Evaluation of seismic and petrophysical parameters for hydrocarbon prospecting of G-field, Niger Delta, Nigeria

Journal of Petroleum Exploration and Production Technology

Adequate analyses of seismic and petrophysical data help to minimize drilling risk and maximize well and reservoir productivity. Reservoir characterization was carried out to provide information and improve understanding of the geological and petrophysical parameters, and hence improve decision making regarding the development of the field under study. Wireline logs obtained from three wells as well as a 3D Seismic data coverage of G-field in the Niger Delta were evaluated using the petrel software.
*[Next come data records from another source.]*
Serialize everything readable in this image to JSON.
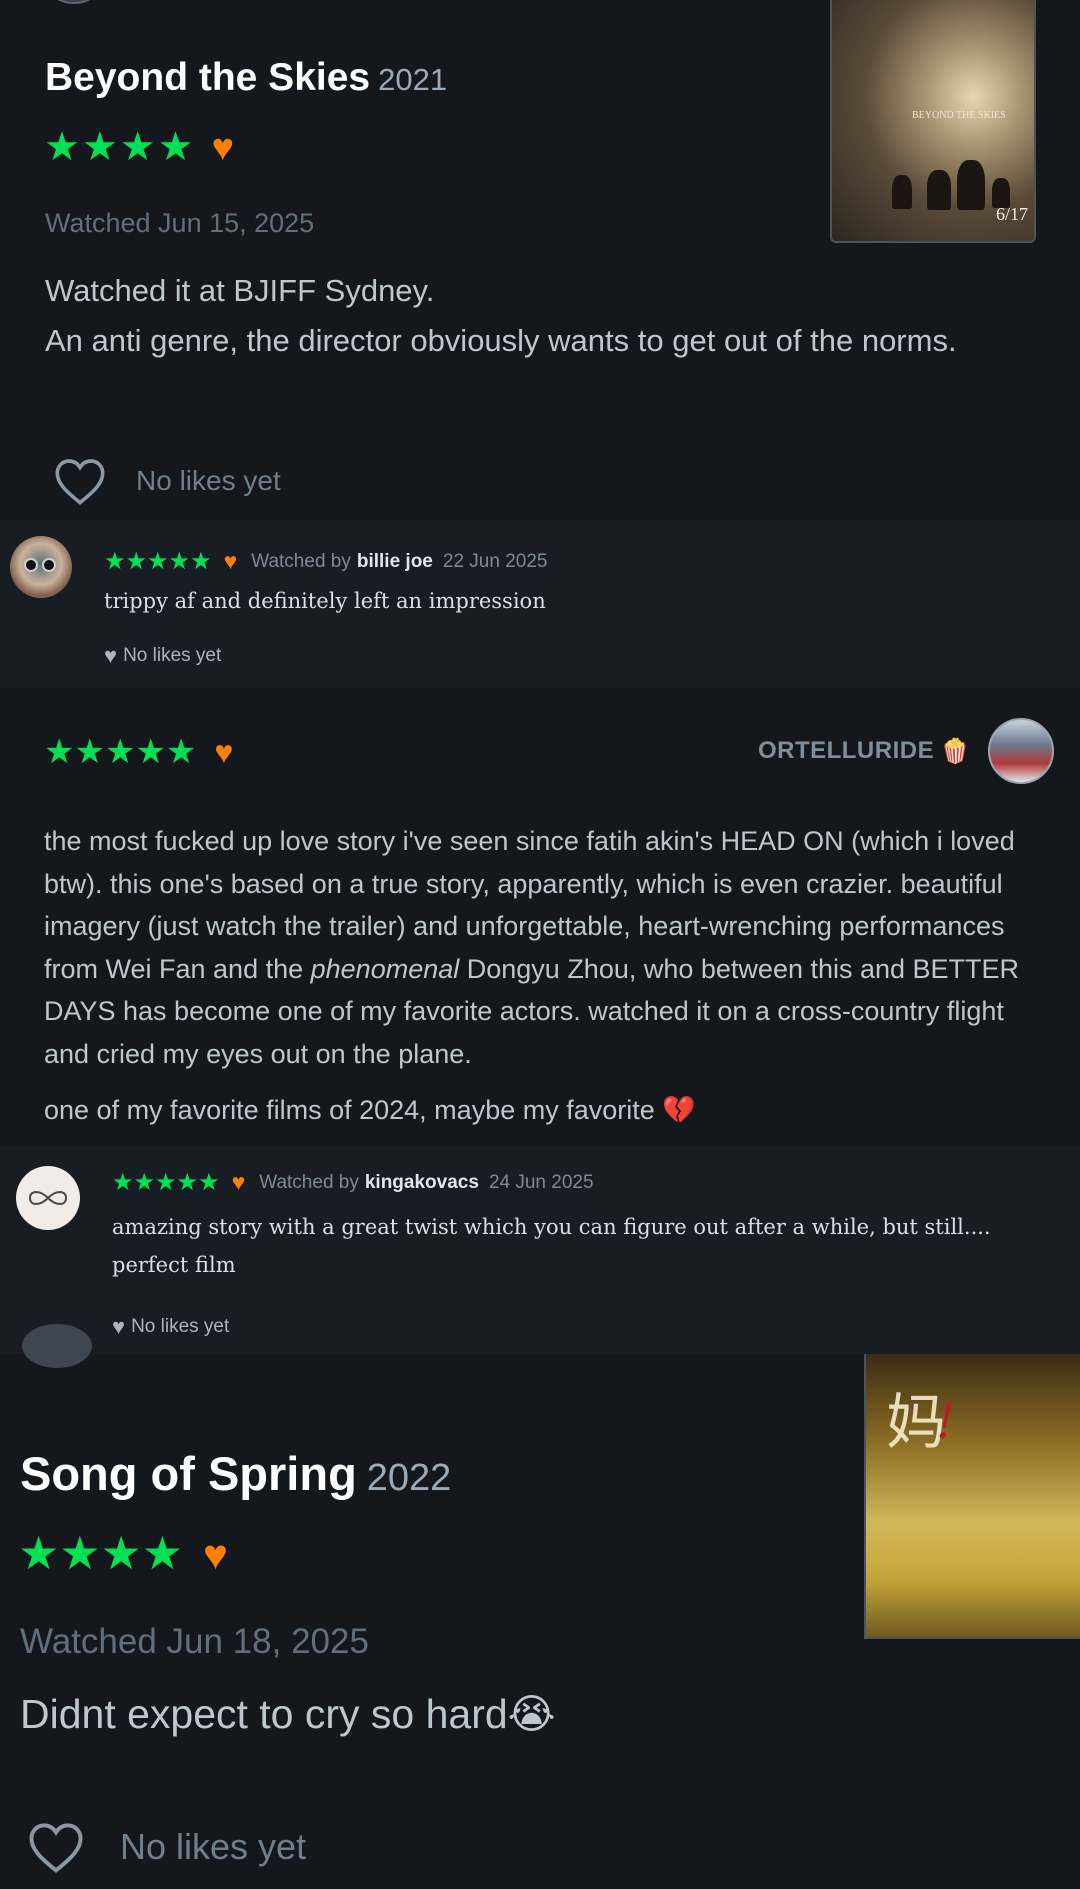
{
  "card1": {
    "title": "Beyond the Skies",
    "year": "2021",
    "stars": "★★★★",
    "liked_icon": "heart-icon",
    "watched": "Watched Jun 15, 2025",
    "review_line1": "Watched it at BJIFF Sydney.",
    "review_line2": "An anti genre, the director obviously wants to get out of the norms.",
    "likes": "No likes yet",
    "poster": {
      "title": "BEYOND THE SKIES",
      "date": "6/17"
    }
  },
  "comment1": {
    "stars": "★★★★★",
    "watched_by": "Watched by",
    "user": "billie joe",
    "date": "22 Jun 2025",
    "text": "trippy af and definitely left an impression",
    "likes": "No likes yet"
  },
  "review2": {
    "stars": "★★★★★",
    "user": "ORTELLURIDE",
    "user_emoji": "🍿",
    "p1_a": "the most fucked up love story i've seen since fatih akin's HEAD ON (which i loved btw). this one's based on a true story, apparently, which is even crazier. beautiful imagery (just watch the trailer) and unforgettable, heart-wrenching performances from Wei Fan and the ",
    "p1_em": "phenomenal",
    "p1_b": " Dongyu Zhou, who between this and BETTER DAYS has become one of my favorite actors. watched it on a cross-country flight and cried my eyes out on the plane.",
    "p2": "one of my favorite films of 2024, maybe my favorite 💔"
  },
  "comment2": {
    "stars": "★★★★★",
    "watched_by": "Watched by",
    "user": "kingakovacs",
    "date": "24 Jun 2025",
    "text": "amazing story with a great twist which you can figure out after a while, but still.... perfect film",
    "likes": "No likes yet"
  },
  "card3": {
    "title": "Song of Spring",
    "year": "2022",
    "stars": "★★★★",
    "watched": "Watched Jun 18, 2025",
    "review": "Didnt expect to cry so hard😭",
    "likes": "No likes yet"
  },
  "colors": {
    "background": "#14181c",
    "comment_bg": "#181d23",
    "star_green": "#00e054",
    "heart_orange": "#ff8000"
  }
}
Suites of gamma and deep resistivity logs aided the delineation and correlation of the sandstone unit, while the top was tied to the seismic data using synthetic seismogram to determine seismic characters. Well correlation enabled the delineation of reservoir sand across the wells. The quality of the reservoir was determined from petrophysical averages, in which the reservoir has an average thickness of 72 m, average porosity of 0.31, average net to gross of 0.75, average V-shale of 0.25, and average water saturation of 0.19, respectively. Listric normal faults were mapped across the field. The models reveal lateral and horizontal variations in reservoir properties which capture subsurface heterogeneity and anisotropy across the reservoir sand, and also possible sweet-spot zones were identified. These are diagnostic of areas for future exploitation and recovery of hydrocarbon. Seismic attributes analysis was done to predict variation in lithofacies across the sandstone body.